Get strengthened by a guy with a great beard.

by | Dec 19, 2011 | Book Recommendations, Books, Resources | 0 comments

Many of you know that the pastors at Calvary Philly always recommend the writings of C.H. Mackintosh, the Irish pastor from the mid-1800’s. He’s just great–kind of like Spurgeon but a lot shorter and easier to read. I can literally say I have never sat down to read him and not been blessed. If you want someone deep, yet warm enough to read devotionally, who will keep your mind riveted on Christ and the things that really matter, while making you want to worship and live for Jesus, then CHM is your man. You just might start shaving your chin and growing your neck hair out.

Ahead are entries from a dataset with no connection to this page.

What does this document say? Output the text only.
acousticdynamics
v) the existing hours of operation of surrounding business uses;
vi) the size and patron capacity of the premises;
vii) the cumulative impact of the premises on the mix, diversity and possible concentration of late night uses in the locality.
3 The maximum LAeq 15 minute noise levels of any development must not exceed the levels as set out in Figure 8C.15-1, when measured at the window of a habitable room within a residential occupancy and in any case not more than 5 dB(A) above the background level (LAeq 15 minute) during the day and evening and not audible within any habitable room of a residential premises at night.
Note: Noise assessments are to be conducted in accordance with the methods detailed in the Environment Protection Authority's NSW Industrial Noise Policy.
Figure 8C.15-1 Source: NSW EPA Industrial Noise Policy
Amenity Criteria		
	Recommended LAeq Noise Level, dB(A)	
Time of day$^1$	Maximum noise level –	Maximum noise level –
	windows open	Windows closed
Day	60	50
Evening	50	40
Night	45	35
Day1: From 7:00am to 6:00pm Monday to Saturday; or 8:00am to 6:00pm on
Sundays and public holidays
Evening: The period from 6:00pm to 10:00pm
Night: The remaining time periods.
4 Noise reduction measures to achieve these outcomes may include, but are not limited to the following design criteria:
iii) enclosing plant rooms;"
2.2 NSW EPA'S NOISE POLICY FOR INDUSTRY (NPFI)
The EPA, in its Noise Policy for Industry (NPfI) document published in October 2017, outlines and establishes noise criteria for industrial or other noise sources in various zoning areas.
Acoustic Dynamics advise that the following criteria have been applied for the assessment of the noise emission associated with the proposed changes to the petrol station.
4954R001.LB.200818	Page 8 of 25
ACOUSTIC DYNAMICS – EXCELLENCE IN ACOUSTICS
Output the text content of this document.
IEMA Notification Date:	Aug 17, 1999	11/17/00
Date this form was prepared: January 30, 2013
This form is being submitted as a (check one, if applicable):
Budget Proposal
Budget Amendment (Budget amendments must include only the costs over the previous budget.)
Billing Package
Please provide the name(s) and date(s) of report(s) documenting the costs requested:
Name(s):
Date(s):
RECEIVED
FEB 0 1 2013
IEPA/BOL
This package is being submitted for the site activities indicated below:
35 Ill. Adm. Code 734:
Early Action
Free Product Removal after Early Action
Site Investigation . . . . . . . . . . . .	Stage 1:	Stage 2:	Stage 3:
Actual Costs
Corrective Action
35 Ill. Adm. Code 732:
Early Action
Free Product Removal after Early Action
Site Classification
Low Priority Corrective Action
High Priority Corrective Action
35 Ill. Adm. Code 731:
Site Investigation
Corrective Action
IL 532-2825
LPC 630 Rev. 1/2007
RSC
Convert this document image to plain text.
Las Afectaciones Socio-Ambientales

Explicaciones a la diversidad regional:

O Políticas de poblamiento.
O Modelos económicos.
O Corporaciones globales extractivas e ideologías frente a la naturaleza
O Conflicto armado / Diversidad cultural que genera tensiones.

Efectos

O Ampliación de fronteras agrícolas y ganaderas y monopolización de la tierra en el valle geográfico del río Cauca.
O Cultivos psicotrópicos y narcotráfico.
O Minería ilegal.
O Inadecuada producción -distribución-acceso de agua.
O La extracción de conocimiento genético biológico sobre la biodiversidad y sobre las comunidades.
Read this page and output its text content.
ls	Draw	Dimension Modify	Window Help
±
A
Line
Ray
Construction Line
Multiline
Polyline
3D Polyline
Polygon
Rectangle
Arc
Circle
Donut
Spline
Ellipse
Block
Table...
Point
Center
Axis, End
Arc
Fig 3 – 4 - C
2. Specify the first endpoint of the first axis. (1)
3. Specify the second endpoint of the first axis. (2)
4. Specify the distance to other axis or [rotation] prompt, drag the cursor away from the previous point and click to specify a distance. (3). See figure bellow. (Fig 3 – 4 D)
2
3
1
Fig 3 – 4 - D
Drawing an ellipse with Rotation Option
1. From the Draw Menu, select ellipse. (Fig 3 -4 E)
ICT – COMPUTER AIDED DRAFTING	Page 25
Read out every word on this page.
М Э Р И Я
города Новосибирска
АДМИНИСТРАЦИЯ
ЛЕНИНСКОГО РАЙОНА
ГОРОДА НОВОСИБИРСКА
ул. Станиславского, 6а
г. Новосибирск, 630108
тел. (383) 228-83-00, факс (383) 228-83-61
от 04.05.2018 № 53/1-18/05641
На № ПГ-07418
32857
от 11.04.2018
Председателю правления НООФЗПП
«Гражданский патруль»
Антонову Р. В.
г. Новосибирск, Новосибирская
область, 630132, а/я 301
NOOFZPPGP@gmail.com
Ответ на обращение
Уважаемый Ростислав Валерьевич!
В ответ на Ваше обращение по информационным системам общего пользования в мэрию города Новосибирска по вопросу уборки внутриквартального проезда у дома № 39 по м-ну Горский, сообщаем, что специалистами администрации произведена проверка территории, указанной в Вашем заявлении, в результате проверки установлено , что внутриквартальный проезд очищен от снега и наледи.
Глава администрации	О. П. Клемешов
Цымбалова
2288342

You can get a short bio of him here. We have several of his books left in print at the bookstore (look in ‘Classic Christian Authors” section), but if you’d like a free test drive, you can get his all his writings (for free) at www.stempublishing.com/authors/mackintosh.

So you get a sense for him, here’s a section from the article Gideon and His Companions (which is available in print in the big green Mackintosh Treasury):

There is one truth which shines out with uncommon lustre in the Book of Judges, and that is, that God is ever to be counted upon, even amid the darkest scenes of human history; and, moreover, faith can always count upon God; God never fails a trusting heart No, never. He never has failed, never will, never can fail the individual soul that confides in Him, that takes hold of His precious word, in the artless simplicity of a faith that trusts Him in the face of man’s deepest and most humiliating failure and shortcoming.

This is most consolatory and encouraging, at all times, and under all circumstances. True it is — alas! how true! man fails in everything. Trace him where you will; mark him in whatever sphere of action or responsibility he occupies, and it is the same sad tale, over and over again, of unfaithfulness, failure, and ruin. Let man be set up in business, as often as he may, with the largest capital and the fairest prospects, and he is sure to become a bankrupt. It has ever been so, from the days of Eden down to the present moment. We may assert, without fear of contradiction, that there has not been one solitary exception to the dismal rule, in the history of Adam’s fallen race. We mast never forget this. True faith never forgets it, in its highest flights and brightest visions. It would be the blindest folly to attempt to ignore the fact that ruin is stamped, in characters deep and broad, upon the entire of man’s story, from first to last.

But, in the face of all this, God abideth faithful. He cannot deny Himself. Here is the resource and the resting-place of faith. It recognises and owns the ruin; but it counts on God. Faith is not blind to human failure; but it fixes its gaze on divine faithfulness. It confesses the ruin of man; but it counts on the resources of God.